The quick answer is that good carbs, often known as carbohydrates, are beneficial to your health. Carbs that aren’t good for you aren’t.

White bread, white rice, pastry, sugary sodas, and other highly processed meals are heavy in carbohydrates, which can make you fat. These so-called bad carbs will raise your risk of disease if you consume a lot of them.

Good carbs, on the other hand, such as whole grains, legumes, fruits, and vegetables, keep you healthy by delivering vitamins, minerals, fiber, and a variety of other nutrients. As a result, excellent carbs should be a part of every healthy diet.

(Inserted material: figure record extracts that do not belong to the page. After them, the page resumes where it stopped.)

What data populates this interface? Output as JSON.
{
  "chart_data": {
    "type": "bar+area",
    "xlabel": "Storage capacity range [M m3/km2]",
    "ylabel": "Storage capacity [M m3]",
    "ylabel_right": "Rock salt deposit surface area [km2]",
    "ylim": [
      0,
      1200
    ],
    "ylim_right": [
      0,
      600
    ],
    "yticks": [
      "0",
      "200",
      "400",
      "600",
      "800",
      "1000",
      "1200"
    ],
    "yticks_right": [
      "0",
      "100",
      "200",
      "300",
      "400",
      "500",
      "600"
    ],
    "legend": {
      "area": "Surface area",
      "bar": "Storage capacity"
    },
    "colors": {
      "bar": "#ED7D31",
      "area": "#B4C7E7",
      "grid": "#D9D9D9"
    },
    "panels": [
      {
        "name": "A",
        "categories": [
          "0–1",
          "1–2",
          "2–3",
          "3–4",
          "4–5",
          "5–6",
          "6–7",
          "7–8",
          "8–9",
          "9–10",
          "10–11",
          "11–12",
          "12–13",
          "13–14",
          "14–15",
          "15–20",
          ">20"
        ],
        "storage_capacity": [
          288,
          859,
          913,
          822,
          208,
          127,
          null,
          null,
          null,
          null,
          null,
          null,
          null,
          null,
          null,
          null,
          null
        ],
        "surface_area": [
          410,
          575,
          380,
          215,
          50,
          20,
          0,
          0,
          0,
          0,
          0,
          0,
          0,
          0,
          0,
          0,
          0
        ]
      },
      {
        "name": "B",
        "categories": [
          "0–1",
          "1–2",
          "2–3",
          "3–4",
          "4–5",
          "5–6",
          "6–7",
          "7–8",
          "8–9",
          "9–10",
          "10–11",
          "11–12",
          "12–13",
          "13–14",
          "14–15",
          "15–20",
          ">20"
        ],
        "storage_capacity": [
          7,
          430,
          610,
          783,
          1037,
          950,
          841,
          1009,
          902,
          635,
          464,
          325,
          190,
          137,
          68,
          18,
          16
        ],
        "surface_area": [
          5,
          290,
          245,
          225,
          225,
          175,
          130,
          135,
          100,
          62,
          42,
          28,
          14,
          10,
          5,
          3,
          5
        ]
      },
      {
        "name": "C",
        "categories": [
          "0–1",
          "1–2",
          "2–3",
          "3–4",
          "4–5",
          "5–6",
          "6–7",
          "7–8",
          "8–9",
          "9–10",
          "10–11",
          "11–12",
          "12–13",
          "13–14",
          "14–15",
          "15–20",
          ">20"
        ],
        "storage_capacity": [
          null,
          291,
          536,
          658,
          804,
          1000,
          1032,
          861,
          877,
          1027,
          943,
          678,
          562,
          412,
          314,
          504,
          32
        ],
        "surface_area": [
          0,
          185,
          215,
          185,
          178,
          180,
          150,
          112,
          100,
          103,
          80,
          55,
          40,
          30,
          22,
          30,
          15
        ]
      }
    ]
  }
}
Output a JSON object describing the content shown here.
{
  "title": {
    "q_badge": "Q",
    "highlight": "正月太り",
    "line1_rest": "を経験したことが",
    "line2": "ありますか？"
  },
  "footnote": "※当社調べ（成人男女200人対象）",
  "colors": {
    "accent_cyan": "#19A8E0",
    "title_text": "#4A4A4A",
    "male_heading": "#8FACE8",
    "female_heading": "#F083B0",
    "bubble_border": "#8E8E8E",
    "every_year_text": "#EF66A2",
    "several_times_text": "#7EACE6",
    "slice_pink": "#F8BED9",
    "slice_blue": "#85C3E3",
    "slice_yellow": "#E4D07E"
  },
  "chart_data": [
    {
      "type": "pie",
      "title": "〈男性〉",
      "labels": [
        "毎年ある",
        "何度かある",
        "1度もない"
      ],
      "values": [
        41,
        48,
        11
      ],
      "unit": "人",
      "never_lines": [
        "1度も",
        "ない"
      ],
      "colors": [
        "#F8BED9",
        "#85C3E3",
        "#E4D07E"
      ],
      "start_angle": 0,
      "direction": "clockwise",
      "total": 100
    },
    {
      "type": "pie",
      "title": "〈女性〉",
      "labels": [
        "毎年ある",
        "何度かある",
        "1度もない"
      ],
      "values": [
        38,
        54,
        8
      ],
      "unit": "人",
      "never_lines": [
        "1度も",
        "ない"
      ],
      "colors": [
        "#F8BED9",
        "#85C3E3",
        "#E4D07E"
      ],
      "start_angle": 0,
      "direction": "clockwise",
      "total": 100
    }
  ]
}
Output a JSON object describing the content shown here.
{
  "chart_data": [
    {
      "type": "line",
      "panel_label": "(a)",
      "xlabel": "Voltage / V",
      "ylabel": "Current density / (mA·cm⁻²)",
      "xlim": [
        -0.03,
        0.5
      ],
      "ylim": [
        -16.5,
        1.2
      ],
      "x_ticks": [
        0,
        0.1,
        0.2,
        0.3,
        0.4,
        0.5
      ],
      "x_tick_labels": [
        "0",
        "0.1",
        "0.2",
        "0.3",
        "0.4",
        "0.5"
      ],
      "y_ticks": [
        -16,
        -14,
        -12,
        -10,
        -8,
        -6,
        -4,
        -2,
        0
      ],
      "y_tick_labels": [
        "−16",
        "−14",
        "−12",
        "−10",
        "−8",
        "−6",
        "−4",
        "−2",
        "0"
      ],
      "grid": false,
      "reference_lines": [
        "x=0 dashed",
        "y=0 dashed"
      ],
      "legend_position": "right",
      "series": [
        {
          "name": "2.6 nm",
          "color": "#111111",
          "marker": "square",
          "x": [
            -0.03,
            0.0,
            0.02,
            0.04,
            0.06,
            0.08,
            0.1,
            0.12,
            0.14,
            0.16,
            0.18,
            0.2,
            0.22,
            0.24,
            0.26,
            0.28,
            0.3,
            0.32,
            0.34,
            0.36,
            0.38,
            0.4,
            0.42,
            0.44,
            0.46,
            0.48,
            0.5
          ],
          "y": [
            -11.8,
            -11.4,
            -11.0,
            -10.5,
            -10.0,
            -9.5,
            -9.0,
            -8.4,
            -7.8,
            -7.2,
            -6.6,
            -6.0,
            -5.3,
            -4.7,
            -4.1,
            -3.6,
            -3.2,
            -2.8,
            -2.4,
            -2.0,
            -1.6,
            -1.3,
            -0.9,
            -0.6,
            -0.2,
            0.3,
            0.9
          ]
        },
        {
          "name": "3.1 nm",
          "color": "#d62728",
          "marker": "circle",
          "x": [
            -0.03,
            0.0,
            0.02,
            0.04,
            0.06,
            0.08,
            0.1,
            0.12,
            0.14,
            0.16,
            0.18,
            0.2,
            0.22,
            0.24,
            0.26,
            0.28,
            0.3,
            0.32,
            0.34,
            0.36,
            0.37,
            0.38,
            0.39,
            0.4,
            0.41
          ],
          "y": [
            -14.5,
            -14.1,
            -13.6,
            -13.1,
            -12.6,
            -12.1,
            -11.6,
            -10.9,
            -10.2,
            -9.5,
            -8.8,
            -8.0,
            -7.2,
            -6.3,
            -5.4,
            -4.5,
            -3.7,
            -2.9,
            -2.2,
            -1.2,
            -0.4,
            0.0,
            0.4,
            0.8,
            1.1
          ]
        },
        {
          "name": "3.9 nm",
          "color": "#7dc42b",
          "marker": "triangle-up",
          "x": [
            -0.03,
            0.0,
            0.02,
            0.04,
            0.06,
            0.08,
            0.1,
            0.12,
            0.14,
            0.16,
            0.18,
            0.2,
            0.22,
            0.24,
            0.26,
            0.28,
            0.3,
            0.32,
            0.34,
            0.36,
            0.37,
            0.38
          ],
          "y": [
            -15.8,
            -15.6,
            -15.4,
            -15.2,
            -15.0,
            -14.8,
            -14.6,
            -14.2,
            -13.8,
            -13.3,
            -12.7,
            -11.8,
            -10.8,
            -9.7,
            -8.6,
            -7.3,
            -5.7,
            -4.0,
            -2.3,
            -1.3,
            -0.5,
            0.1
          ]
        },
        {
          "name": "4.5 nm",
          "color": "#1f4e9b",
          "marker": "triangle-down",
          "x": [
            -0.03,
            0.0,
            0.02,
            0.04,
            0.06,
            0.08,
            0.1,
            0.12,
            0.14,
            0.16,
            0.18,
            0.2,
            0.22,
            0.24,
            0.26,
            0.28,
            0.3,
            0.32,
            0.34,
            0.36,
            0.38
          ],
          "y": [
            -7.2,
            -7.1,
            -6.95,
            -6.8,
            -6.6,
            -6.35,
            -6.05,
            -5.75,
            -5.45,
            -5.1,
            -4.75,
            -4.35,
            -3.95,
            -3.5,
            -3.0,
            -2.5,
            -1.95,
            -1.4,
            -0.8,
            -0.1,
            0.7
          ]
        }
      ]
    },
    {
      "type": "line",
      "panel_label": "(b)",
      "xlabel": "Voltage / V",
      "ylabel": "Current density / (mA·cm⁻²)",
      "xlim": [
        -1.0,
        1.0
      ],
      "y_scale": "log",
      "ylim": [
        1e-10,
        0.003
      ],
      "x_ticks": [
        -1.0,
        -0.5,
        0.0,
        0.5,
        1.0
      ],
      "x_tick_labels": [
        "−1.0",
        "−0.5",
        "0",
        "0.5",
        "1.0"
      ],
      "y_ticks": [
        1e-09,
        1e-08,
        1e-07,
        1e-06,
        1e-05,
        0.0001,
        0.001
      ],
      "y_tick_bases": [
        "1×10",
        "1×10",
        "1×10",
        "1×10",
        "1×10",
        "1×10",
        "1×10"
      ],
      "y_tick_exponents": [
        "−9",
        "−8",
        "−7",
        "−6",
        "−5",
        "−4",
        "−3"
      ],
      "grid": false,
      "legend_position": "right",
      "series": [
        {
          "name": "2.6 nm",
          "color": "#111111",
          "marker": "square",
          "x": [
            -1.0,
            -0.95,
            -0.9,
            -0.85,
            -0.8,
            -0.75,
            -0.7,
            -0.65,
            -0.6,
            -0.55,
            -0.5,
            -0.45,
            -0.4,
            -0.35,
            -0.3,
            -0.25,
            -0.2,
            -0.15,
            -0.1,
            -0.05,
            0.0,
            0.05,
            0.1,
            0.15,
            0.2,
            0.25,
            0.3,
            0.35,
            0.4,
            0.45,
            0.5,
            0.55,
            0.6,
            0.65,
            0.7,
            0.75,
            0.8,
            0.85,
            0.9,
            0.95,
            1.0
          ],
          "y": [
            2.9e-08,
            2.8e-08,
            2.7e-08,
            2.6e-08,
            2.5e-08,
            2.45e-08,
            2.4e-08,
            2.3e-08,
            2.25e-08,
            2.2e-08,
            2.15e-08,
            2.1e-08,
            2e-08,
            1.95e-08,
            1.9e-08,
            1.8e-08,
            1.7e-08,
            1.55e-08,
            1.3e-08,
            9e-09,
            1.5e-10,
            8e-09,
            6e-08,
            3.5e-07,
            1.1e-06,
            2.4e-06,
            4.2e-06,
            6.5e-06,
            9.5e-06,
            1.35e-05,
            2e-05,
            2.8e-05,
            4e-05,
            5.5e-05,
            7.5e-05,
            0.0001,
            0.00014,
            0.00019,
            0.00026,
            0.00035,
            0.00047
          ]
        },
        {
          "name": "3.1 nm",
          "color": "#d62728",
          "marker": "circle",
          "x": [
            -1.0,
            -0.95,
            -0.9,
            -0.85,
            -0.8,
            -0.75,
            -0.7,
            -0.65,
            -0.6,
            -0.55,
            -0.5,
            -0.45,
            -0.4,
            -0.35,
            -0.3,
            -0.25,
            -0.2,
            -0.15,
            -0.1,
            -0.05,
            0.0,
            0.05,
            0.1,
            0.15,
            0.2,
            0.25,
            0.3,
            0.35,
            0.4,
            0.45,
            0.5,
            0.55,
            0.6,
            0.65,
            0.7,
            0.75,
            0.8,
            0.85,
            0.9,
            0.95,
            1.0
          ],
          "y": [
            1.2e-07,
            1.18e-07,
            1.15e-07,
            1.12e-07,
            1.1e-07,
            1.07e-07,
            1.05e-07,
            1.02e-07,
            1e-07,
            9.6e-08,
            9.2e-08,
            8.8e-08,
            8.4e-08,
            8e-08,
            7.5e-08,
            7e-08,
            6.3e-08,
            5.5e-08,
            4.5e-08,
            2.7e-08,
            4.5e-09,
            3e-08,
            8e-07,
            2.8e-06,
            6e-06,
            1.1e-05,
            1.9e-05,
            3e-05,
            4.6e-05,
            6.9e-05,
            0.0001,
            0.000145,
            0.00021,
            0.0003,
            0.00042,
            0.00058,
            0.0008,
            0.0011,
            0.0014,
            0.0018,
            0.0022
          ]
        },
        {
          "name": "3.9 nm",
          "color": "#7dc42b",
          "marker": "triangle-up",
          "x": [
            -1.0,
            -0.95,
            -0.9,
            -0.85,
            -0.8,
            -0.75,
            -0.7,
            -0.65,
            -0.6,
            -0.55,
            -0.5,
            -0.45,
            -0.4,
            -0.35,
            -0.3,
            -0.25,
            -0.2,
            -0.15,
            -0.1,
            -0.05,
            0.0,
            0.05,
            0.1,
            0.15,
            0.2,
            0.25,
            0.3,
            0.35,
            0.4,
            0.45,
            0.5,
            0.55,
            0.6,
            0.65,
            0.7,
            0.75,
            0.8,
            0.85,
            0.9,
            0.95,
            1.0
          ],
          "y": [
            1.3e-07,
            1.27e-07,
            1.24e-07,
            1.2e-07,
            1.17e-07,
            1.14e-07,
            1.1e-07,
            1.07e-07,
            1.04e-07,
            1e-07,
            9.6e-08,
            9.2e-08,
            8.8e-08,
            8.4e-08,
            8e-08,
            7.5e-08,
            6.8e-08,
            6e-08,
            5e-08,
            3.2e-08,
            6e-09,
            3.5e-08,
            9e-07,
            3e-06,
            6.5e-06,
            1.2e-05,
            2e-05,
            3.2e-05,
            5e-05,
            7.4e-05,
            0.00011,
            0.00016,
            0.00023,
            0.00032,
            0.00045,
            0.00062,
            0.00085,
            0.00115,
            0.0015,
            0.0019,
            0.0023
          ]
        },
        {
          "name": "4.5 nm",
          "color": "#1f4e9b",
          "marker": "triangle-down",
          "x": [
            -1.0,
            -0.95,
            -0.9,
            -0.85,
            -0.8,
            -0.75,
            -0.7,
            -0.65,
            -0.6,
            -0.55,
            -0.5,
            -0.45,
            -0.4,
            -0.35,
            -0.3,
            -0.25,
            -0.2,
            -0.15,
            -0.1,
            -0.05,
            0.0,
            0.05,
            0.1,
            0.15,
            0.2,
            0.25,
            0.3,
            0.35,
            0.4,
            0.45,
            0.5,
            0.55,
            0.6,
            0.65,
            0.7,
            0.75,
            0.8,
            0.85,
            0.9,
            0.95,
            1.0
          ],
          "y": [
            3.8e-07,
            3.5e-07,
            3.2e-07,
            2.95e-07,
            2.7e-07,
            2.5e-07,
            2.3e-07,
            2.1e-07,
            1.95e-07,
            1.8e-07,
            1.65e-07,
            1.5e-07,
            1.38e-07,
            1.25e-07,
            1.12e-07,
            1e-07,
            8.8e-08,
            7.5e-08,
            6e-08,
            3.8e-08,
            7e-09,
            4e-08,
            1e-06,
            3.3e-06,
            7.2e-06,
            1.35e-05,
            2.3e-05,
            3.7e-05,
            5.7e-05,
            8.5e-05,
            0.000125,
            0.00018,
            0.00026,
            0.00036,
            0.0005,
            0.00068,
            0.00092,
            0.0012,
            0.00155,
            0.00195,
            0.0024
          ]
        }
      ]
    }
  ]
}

Carbohydrates are your body’s most significant source of energy. Carbohydrates are converted into blood sugar by the digestive system (glucose). The glucose is used by your body, and any excess sugar is stored for later use.

Carbohydrates were formerly divided into two types: simple and complex carbohydrate. Sugars like fruit sugar (fructose), corn or grape sugar (dextrose or glucose), and table sugar were examples of simple carbohydrates (sucrose). Everything made up of three or more linked sugars was considered a complex carbohydrate. Complex carbs were once regarded to be the healthiest type of carbohydrate to consume. That assumption is now being questioned.

The glycemic index is a novel approach that categorizes carbohydrates based on how quickly and how much they raise blood sugar. Foods having a high glycemic index, such as white bread, cause blood sugar to surge quickly. Low-glycemic-index foods, such as whole oats, are absorbed more slowly, resulting in a more gradual rise in blood sugar.

Diabetes, heart disease, obesity, age-related macular degeneration, infertility, and colorectal cancer have all been linked to diets high in foods with a high glycemic index. Low-glycemic-index foods assist in diabetes management and weight loss.

Other research, on the other hand, have discovered that the glycemic index has minimal impact on health or weight. As a result, more glycemic index study is required.

A diet cannot be solely based on the glycemic index. Use it as a broad guide instead. Meanwhile, consume foods with a low glycemic index, such as whole grains, legumes, fruits, and vegetables.

From the Harvard School of Public Health, here are five fast carb-related tips:

  1. Eat whole grains first thing in the morning. Try a hot cereal with healthy grains, such as old-fashioned oats, or a cold cereal with whole grains as the first ingredient.
  2. For lunch or snacks, use whole grain breads.
  3. Place the potatoes in a bag. Instead, serve your entrée with brown rice, bulgur, wheat berries, whole wheat pasta, or another whole grain.
  4. Instead of juice, choose entire fruit. A 12-ounce glass of orange juice contains twice as much fiber and half as much sugar as an orange.
  5. It’s time to start cooking the beans. Beans are a fantastic source of protein and a good supply of slowly digested carbs.